Hi,
In a K8s model, the elected leader can sometimes be either a unit that's in error state (with the pod no longer around) or terminating, see ~Juju 2022-02-10). Juju should not allow non-"active" units to be elected as the leader:
|
| Model Controller Cloud/Region Version SLA Timestamp
| prod-charmhub-mattermost prodstack-is-2 k8s-is-external/default 2.9.18 unsupported 03:13:27Z
|
| SAAS Status Store URL
| postgresql active prodstack-is-2 admin/prod-charmhub-mattermost-db.postgresql
|
| App Version Status Scale Charm Store Channel Rev OS Address Message
| mattermost mattermost:5.39.0-canonical active 8/5 mattermost local stable 4 kubernetes 10.85.0.39
|
| Unit Workload Agent Address Ports Message
| mattermost/35 error idle 10.86.56.182 8065/TCP hook failed: "db-relation-changed"
| mattermost/36* terminated failed 10.86.77.171 8065/TCP unit stopped by the cloud
| mattermost/37 terminated failed 10.86.56.205 8065/TCP unit stopped by the cloud
| mattermost/39 error idle 10.86.77.232 8065/TCP hook failed: "db-relation-created"
| mattermost/40 error idle 10.86.56.34 8065/TCP hook failed: "leader-settings-changed"
| mattermost/49 active idle 10.86.56.84 8065/TCP
| mattermost/50 active idle 10.86.56.85 8065/TCP
| mattermost/51 active idle 10.86.77.10 8065/TCP
| mattermost/52 active idle 10.86.77.11 8065/TCP
| mattermost/53 active idle 10.86.56.86 8065/TCP
| Model Controller Cloud/Region Version SLA Timestamp
| prod-charmhub-mattermost prodstack-is-2 k8s-is-external/default 2.9.18 unsupported 03:13:02Z
|
| SAAS Status Store URL
| postgresql active prodstack-is-2 admin/prod-charmhub-mattermost-db.postgresql
|
| App Version Status Scale Charm Store Channel Rev OS Address Message
| mattermost mattermost:5.39.0-canonical active 8/5 mattermost local stable 4 kubernetes 10.85.0.39
|
| Unit Workload Agent Address Ports Message
| mattermost/35* error idle 10.86.56.182 8065/TCP hook failed: "db-relation-changed"
| mattermost/36 terminated failed 10.86.77.171 8065/TCP unit stopped by the cloud
| mattermost/37 terminated failed 10.86.56.205 8065/TCP unit stopped by the cloud
| mattermost/39 error idle 10.86.77.232 8065/TCP hook failed: "db-relation-created"
| mattermost/40 error idle 10.86.56.34 8065/TCP hook failed: "leader-settings-changed"
| mattermost/49 active idle 10.86.56.84 8065/TCP
| mattermost/50 active idle 10.86.56.85 8065/TCP
| mattermost/51 active idle 10.86.77.10 8065/TCP
| mattermost/52 active idle 10.86.77.11 8065/TCP
| mattermost/53 active idle 10.86.56.86 8065/TCP
Had to use juju_revoke_lease multiple times to eventually get an "active" unit to be elected and for things to be functional.
This usually happens when the application has so many units and the operator is just too busy and the uniters running on the operator could not handle those events and state changes quick enough (or even could be stuck temporarily).
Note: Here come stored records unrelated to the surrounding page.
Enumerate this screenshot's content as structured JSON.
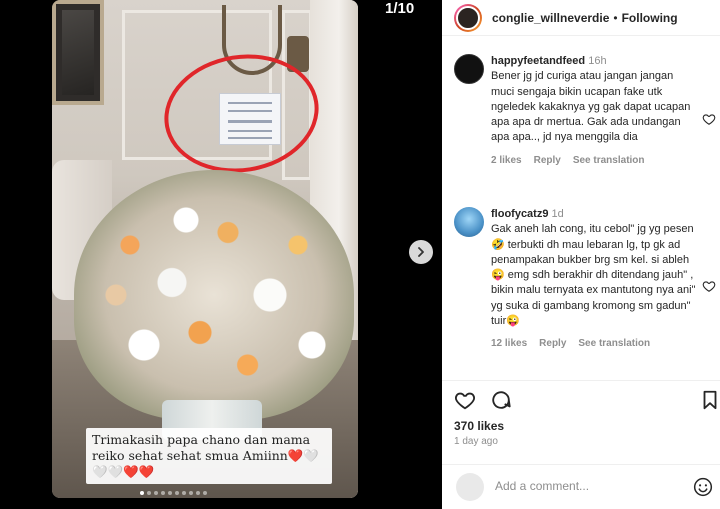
{
  "media": {
    "counter": "1/10",
    "caption": "Trimakasih papa chano dan mama reiko sehat sehat smua Amiinn❤️🤍🤍🤍❤️❤️",
    "dots_total": 10,
    "dots_active": 1
  },
  "post": {
    "username": "conglie_willneverdie",
    "follow_status": "Following"
  },
  "comments": [
    {
      "username": "happyfeetandfeed",
      "time": "16h",
      "text": "Bener jg jd curiga atau jangan jangan muci sengaja bikin ucapan fake utk ngeledek kakaknya yg gak dapat ucapan apa apa dr mertua. Gak ada undangan apa apa.., jd nya menggila dia",
      "likes": "2 likes",
      "reply": "Reply",
      "translation": "See translation"
    },
    {
      "username": "floofycatz9",
      "time": "1d",
      "text": "Gak aneh lah cong, itu cebol\" jg yg pesen 🤣 terbukti dh mau lebaran lg, tp gk ad penampakan bukber brg sm kel. si ableh😜 emg sdh berakhir dh ditendang jauh\" , bikin malu ternyata ex mantutong nya ani\" yg suka di gambang kromong sm gadun\" tuir😜",
      "likes": "12 likes",
      "reply": "Reply",
      "translation": "See translation"
    }
  ],
  "actions": {
    "likes": "370 likes",
    "age": "1 day ago"
  },
  "add_comment": {
    "placeholder": "Add a comment..."
  },
  "icons": [
    "chevron-right-icon",
    "heart-icon",
    "comment-icon",
    "bookmark-icon",
    "emoji-icon"
  ]
}
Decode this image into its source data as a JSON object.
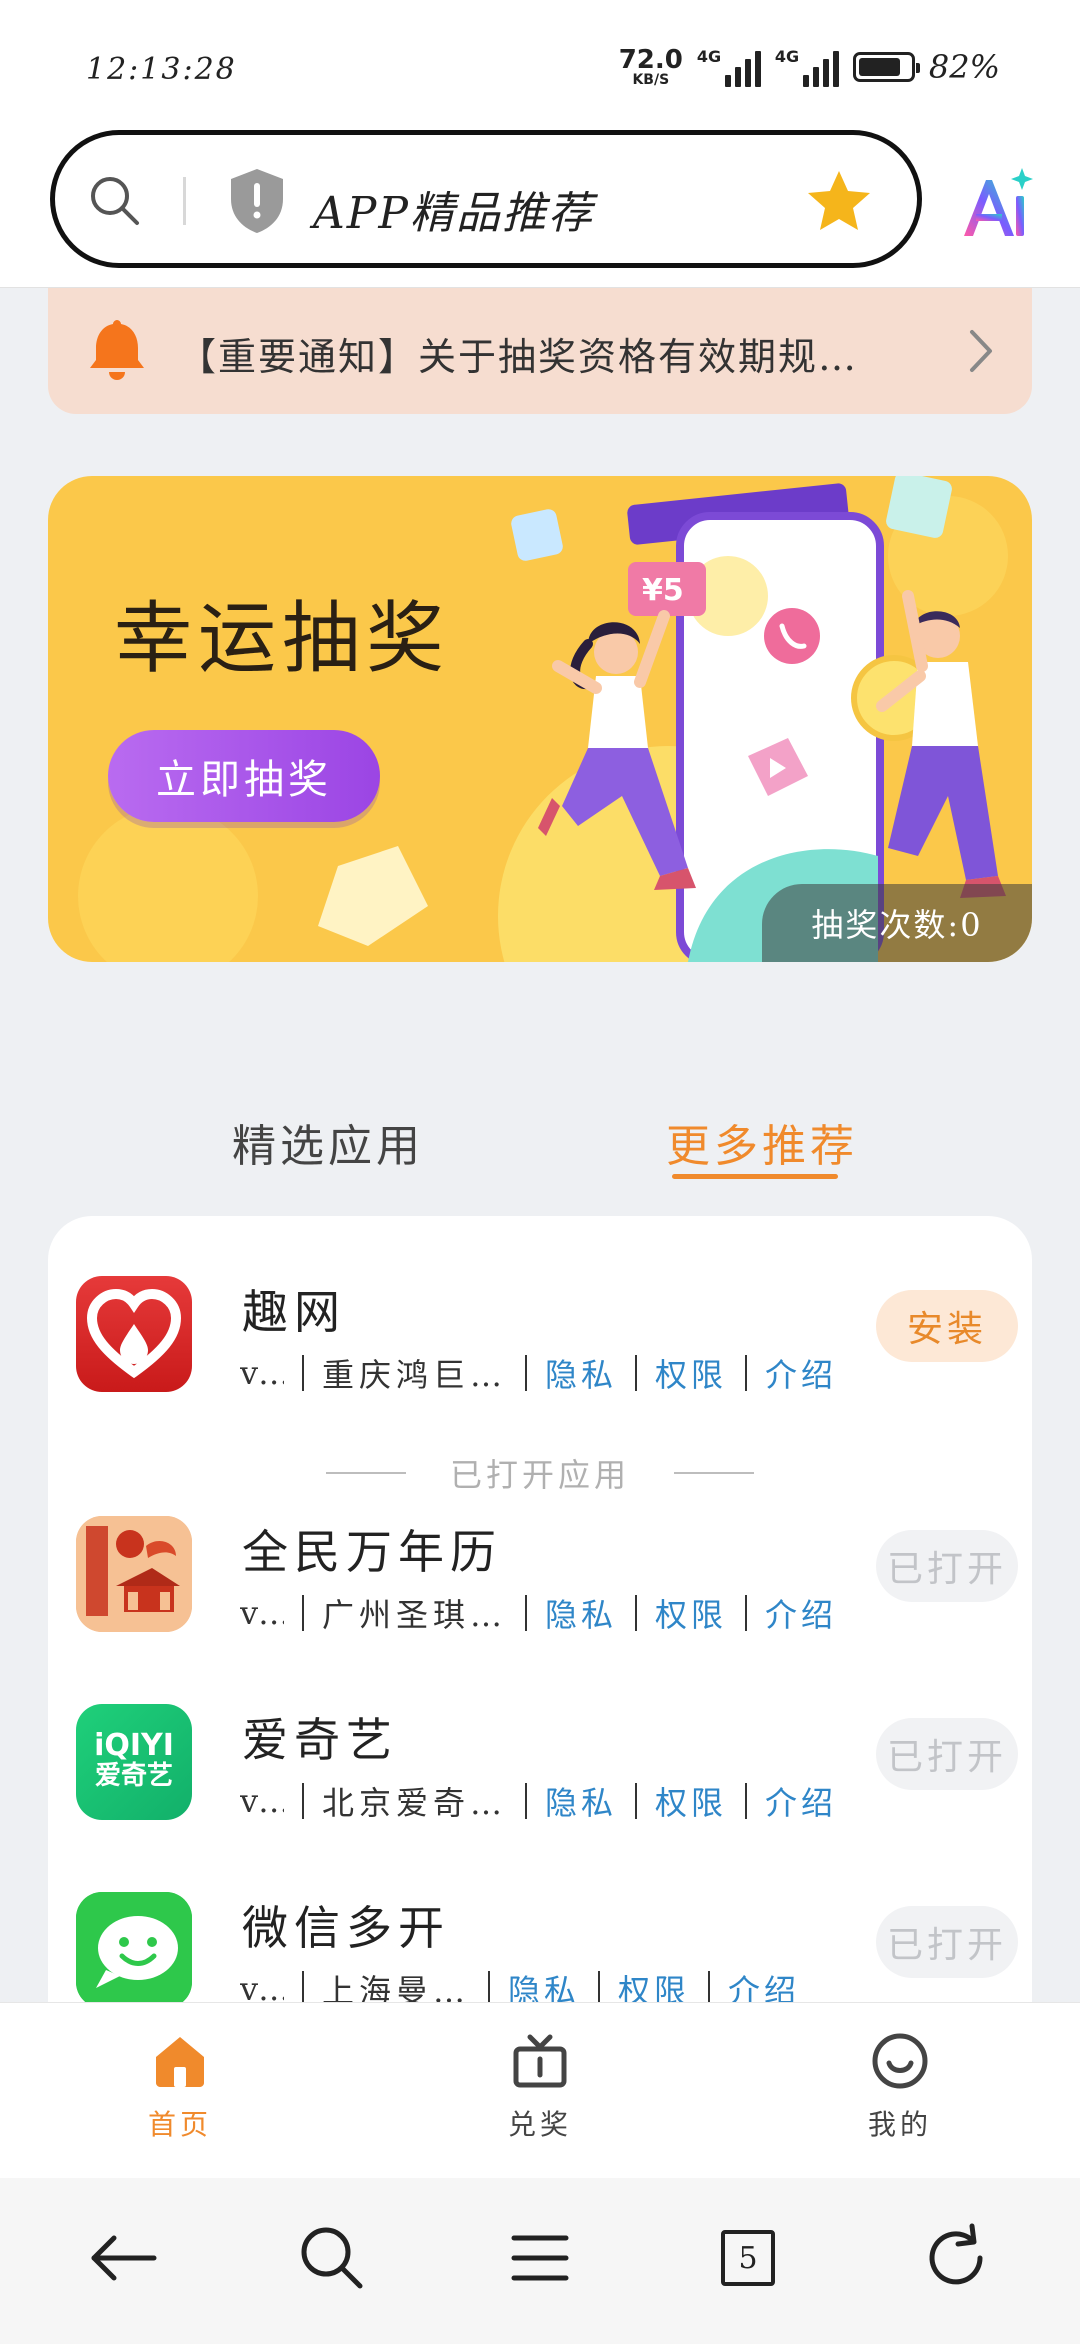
{
  "status_bar": {
    "time": "12:13:28",
    "net_speed_value": "72.0",
    "net_speed_unit": "KB/S",
    "signal1_label": "4G",
    "signal2_label": "4G",
    "battery_percent": "82%",
    "battery_level": 0.82
  },
  "search": {
    "text": "APP精品推荐"
  },
  "notice": {
    "text": "【重要通知】关于抽奖资格有效期规…"
  },
  "banner": {
    "title": "幸运抽奖",
    "button_label": "立即抽奖",
    "draw_count": "抽奖次数:0",
    "price_tag": "¥5"
  },
  "tabs": {
    "featured": "精选应用",
    "more": "更多推荐"
  },
  "apps": [
    {
      "name": "趣网",
      "version": "v…",
      "developer": "重庆鸿巨…",
      "privacy": "隐私",
      "permissions": "权限",
      "intro": "介绍",
      "action": "安装",
      "state": "install"
    },
    {
      "name": "全民万年历",
      "version": "v…",
      "developer": "广州圣琪…",
      "privacy": "隐私",
      "permissions": "权限",
      "intro": "介绍",
      "action": "已打开",
      "state": "opened"
    },
    {
      "name": "爱奇艺",
      "version": "v…",
      "developer": "北京爱奇…",
      "privacy": "隐私",
      "permissions": "权限",
      "intro": "介绍",
      "action": "已打开",
      "state": "opened",
      "icon_text_top": "iQIYI",
      "icon_text_bottom": "爱奇艺"
    },
    {
      "name": "微信多开",
      "version": "v…",
      "developer": "上海曼…",
      "privacy": "隐私",
      "permissions": "权限",
      "intro": "介绍",
      "action": "已打开",
      "state": "opened"
    }
  ],
  "opened_divider": "已打开应用",
  "bottom_nav": {
    "home": "首页",
    "redeem": "兑奖",
    "mine": "我的"
  },
  "system_nav": {
    "tabs_count": "5"
  },
  "colors": {
    "accent": "#f08a2c",
    "link": "#2f86c8",
    "banner_bg": "#fbc84a",
    "button_purple": "#a655ea"
  }
}
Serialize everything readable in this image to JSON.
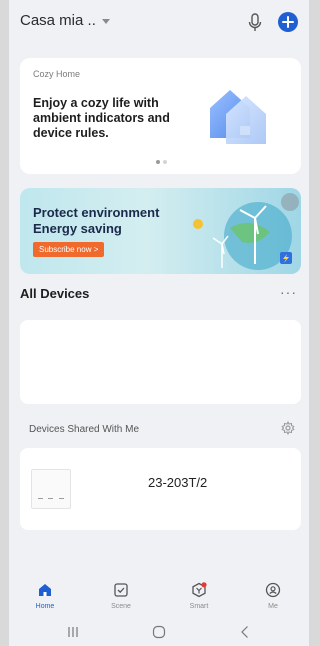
{
  "header": {
    "home_name": "Casa mia .."
  },
  "cozy_card": {
    "kicker": "Cozy Home",
    "text": "Enjoy a cozy life with ambient indicators and device rules."
  },
  "banner": {
    "title": "Protect environment Energy saving",
    "button": "Subscribe now >"
  },
  "all_devices": {
    "title": "All Devices",
    "more": "···"
  },
  "shared": {
    "title": "Devices Shared With Me",
    "devices": [
      {
        "name": "23-203T/2"
      }
    ]
  },
  "tabs": [
    {
      "label": "Home",
      "icon": "home-icon",
      "active": true
    },
    {
      "label": "Scene",
      "icon": "scene-checkbox-icon",
      "active": false
    },
    {
      "label": "Smart",
      "icon": "smart-icon",
      "active": false
    },
    {
      "label": "Me",
      "icon": "profile-icon",
      "active": false
    }
  ],
  "colors": {
    "accent": "#1f5fd1",
    "banner_button": "#f06a2d",
    "notification_dot": "#e53935",
    "background": "#f0f1f5"
  }
}
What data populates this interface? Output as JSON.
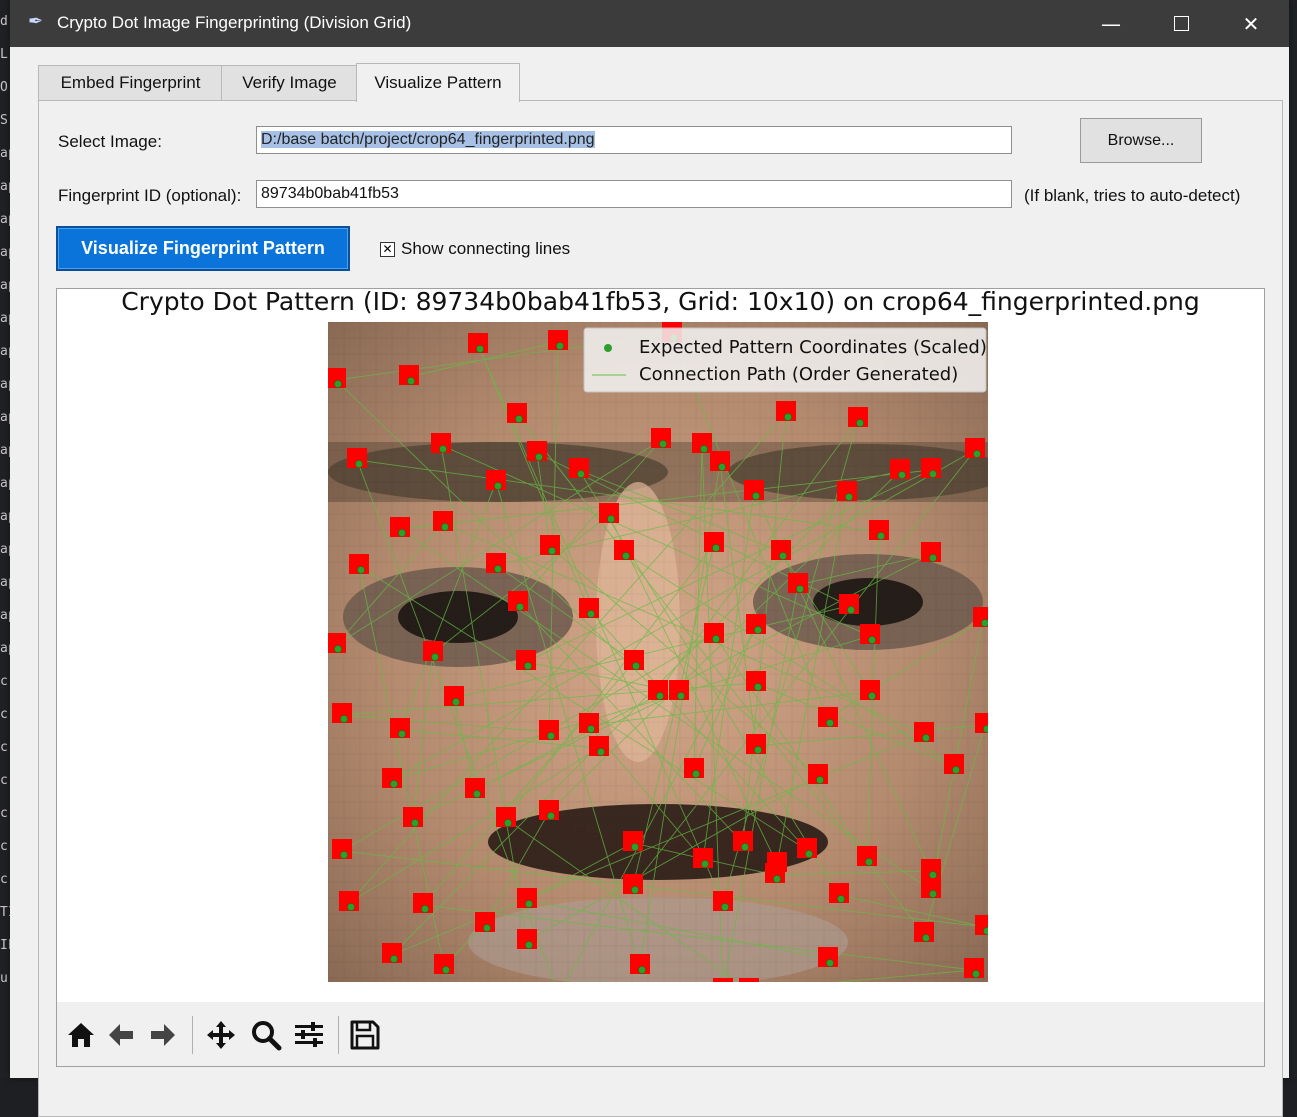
{
  "window": {
    "title": "Crypto Dot Image Fingerprinting (Division Grid)",
    "minimize_glyph": "—",
    "close_glyph": "✕"
  },
  "tabs": [
    {
      "label": "Embed Fingerprint"
    },
    {
      "label": "Verify Image"
    },
    {
      "label": "Visualize Pattern"
    }
  ],
  "form": {
    "select_image_label": "Select Image:",
    "image_path": "D:/base batch/project/crop64_fingerprinted.png",
    "browse_label": "Browse...",
    "fingerprint_label": "Fingerprint ID (optional):",
    "fingerprint_value": "89734b0bab41fb53",
    "fingerprint_hint": "(If blank, tries to auto-detect)",
    "visualize_button": "Visualize Fingerprint Pattern",
    "show_lines_checked": true,
    "show_lines_label": "Show connecting lines"
  },
  "figure": {
    "title": "Crypto Dot Pattern (ID: 89734b0bab41fb53, Grid: 10x10) on crop64_fingerprinted.png",
    "legend": [
      {
        "label": "Expected Pattern Coordinates (Scaled)",
        "color": "#2ca02c"
      },
      {
        "label": "Connection Path (Order Generated)",
        "color": "#66bb44"
      }
    ],
    "marker_color": "#ff0000"
  },
  "toolbar": [
    {
      "name": "home-icon"
    },
    {
      "name": "back-icon"
    },
    {
      "name": "forward-icon"
    },
    {
      "name": "pan-icon"
    },
    {
      "name": "zoom-icon"
    },
    {
      "name": "configure-icon"
    },
    {
      "name": "save-icon"
    }
  ],
  "background_editor": {
    "left_glyphs": [
      "d",
      "L",
      "O.",
      "S.",
      "ap",
      "ap",
      "ap",
      "ap",
      "ap",
      "ap",
      "ap",
      "ap",
      "ap",
      "ap",
      "ap",
      "ap",
      "ap",
      "ap",
      "ap",
      "ap",
      "cr",
      "cr",
      "cr",
      "cr",
      "cr",
      "cr",
      "cr",
      "TI",
      "IE",
      "u"
    ]
  }
}
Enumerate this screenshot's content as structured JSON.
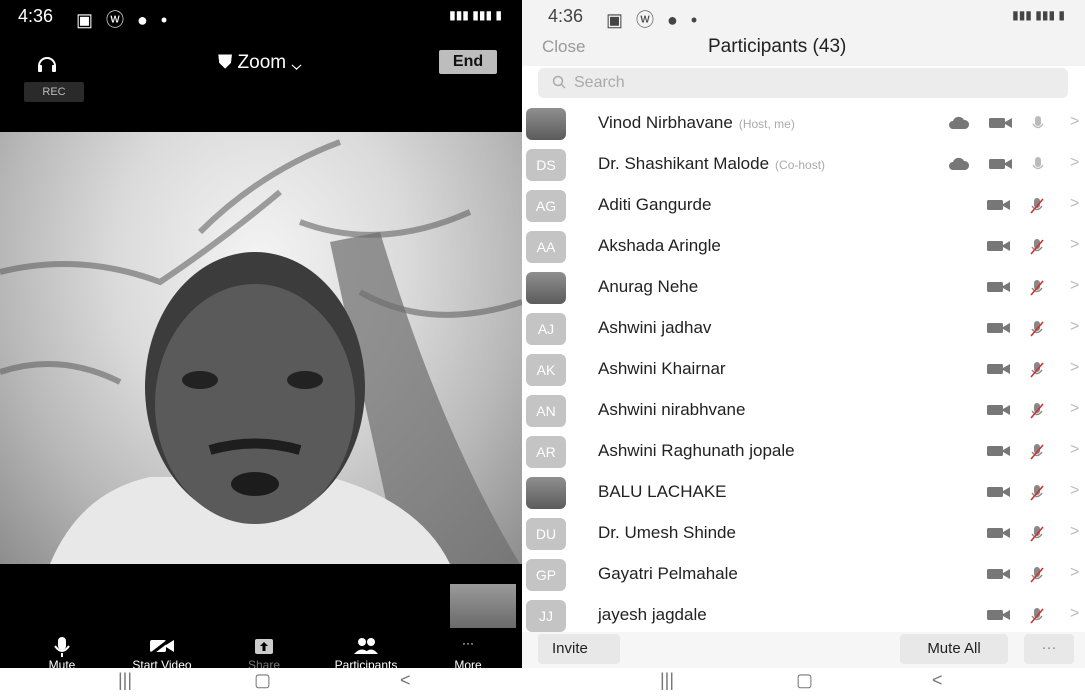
{
  "left": {
    "status": {
      "time": "4:36",
      "icons": "▣ ⓦ ●  •"
    },
    "header": {
      "meeting_title": "Zoom",
      "end_label": "End",
      "rec_label": "REC"
    },
    "toolbar": [
      {
        "name": "mute",
        "label": "Mute",
        "icon": "mic-icon"
      },
      {
        "name": "start-video",
        "label": "Start Video",
        "icon": "video-off-icon"
      },
      {
        "name": "share",
        "label": "Share",
        "icon": "share-icon"
      },
      {
        "name": "participants",
        "label": "Participants",
        "icon": "people-icon"
      },
      {
        "name": "more",
        "label": "More",
        "icon": "more-icon"
      }
    ],
    "navbar": [
      "|||",
      "▢",
      "<"
    ]
  },
  "right": {
    "status": {
      "time": "4:36",
      "icons": "▣ ⓦ ●  •"
    },
    "header": {
      "close_label": "Close",
      "title": "Participants (43)"
    },
    "search": {
      "placeholder": "Search"
    },
    "participants": [
      {
        "initials": "",
        "photo": true,
        "name": "Vinod Nirbhavane",
        "role": "(Host, me)",
        "icons": [
          "cloud",
          "video",
          "mic"
        ]
      },
      {
        "initials": "DS",
        "photo": false,
        "name": "Dr. Shashikant Malode",
        "role": "(Co-host)",
        "icons": [
          "cloud",
          "video",
          "mic"
        ]
      },
      {
        "initials": "AG",
        "photo": false,
        "name": "Aditi Gangurde",
        "role": "",
        "icons": [
          "video",
          "mic-off"
        ]
      },
      {
        "initials": "AA",
        "photo": false,
        "name": "Akshada Aringle",
        "role": "",
        "icons": [
          "video",
          "mic-off"
        ]
      },
      {
        "initials": "",
        "photo": true,
        "name": "Anurag Nehe",
        "role": "",
        "icons": [
          "video",
          "mic-off"
        ]
      },
      {
        "initials": "AJ",
        "photo": false,
        "name": "Ashwini jadhav",
        "role": "",
        "icons": [
          "video",
          "mic-off"
        ]
      },
      {
        "initials": "AK",
        "photo": false,
        "name": "Ashwini Khairnar",
        "role": "",
        "icons": [
          "video",
          "mic-off"
        ]
      },
      {
        "initials": "AN",
        "photo": false,
        "name": "Ashwini nirabhvane",
        "role": "",
        "icons": [
          "video",
          "mic-off"
        ]
      },
      {
        "initials": "AR",
        "photo": false,
        "name": "Ashwini Raghunath jopale",
        "role": "",
        "icons": [
          "video",
          "mic-off"
        ]
      },
      {
        "initials": "",
        "photo": true,
        "name": "BALU LACHAKE",
        "role": "",
        "icons": [
          "video",
          "mic-off"
        ]
      },
      {
        "initials": "DU",
        "photo": false,
        "name": "Dr. Umesh Shinde",
        "role": "",
        "icons": [
          "video",
          "mic-off"
        ]
      },
      {
        "initials": "GP",
        "photo": false,
        "name": "Gayatri Pelmahale",
        "role": "",
        "icons": [
          "video",
          "mic-off"
        ]
      },
      {
        "initials": "JJ",
        "photo": false,
        "name": "jayesh jagdale",
        "role": "",
        "icons": [
          "video",
          "mic-off"
        ]
      }
    ],
    "footer": {
      "invite_label": "Invite",
      "mute_all_label": "Mute All",
      "more_label": "···"
    },
    "navbar": [
      "|||",
      "▢",
      "<"
    ]
  }
}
Those new units should be able to be stabilized and dead units should be removed later in some time. Because Juju doesn't define the resource limit/request for the operator pod. Ideally, the pod will consume resources as much as it can from the k8s worker node. So we don't know what's the exact max number of units that an operator can manage.